Fortunately, no one can start throwing pellets from a mountain with a slingshot that go around the world, much less dig tunnels from one side of the Earth to the other and then throw someone inside. Moreover, to be a stickler, in our two thought experiments we considered negligible some effects that would substantially modify the description we have provided: the air resistance, for example, which slows the motion of objects in flight. But it is normal and indeed essential that this be so: in order to understand the essence of a phenomenon, scientists must be able to eliminate those variables that intervene indirectly and that can divert attention from the heart of the problem that is trying to tackle. This is the power of the thought experiment: it is able to idealize a phenomenon, even making it unrealistic, but with the aim of extracting the essence from it.

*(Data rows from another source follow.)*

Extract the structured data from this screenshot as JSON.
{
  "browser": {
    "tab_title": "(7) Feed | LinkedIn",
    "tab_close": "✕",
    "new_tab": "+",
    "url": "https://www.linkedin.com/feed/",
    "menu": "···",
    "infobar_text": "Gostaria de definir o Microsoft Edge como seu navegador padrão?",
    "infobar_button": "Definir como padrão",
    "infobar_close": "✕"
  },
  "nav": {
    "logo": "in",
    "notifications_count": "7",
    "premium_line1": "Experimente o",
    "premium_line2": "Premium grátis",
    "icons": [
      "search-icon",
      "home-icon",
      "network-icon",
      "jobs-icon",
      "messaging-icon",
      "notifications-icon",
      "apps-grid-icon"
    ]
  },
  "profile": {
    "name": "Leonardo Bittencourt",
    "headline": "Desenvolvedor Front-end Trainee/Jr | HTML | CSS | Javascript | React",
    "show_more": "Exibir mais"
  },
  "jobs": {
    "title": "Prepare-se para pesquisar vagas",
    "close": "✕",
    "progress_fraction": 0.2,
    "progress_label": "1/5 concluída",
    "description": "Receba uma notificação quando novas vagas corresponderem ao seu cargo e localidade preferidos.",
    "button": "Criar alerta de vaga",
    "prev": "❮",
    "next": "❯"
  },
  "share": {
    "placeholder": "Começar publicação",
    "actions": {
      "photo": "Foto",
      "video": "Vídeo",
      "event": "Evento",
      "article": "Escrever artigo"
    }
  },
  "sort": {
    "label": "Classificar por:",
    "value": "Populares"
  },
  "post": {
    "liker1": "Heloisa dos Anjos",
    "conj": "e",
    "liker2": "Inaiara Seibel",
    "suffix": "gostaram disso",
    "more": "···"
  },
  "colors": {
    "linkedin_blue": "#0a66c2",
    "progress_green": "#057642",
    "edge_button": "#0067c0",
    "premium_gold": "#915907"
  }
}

Today, thought experiments, in some ways, have been replaced by computer simulations, in which with one click you can eliminate air resistance, but also halve the weight of the Earth or increase it a thousandfold. With these completely ideal attempts, we are able to detach ourselves from reality to enter a world in which the physical contributions of a complex dynamic can be analyzed one by one, allowing us to understand their real individual importance. It is a dive into an abstract world, a ‘mathematical’ world in a certain sense, but it is not an irrational and fantastic dream: when we re-emerge, we will know something more about the world around us.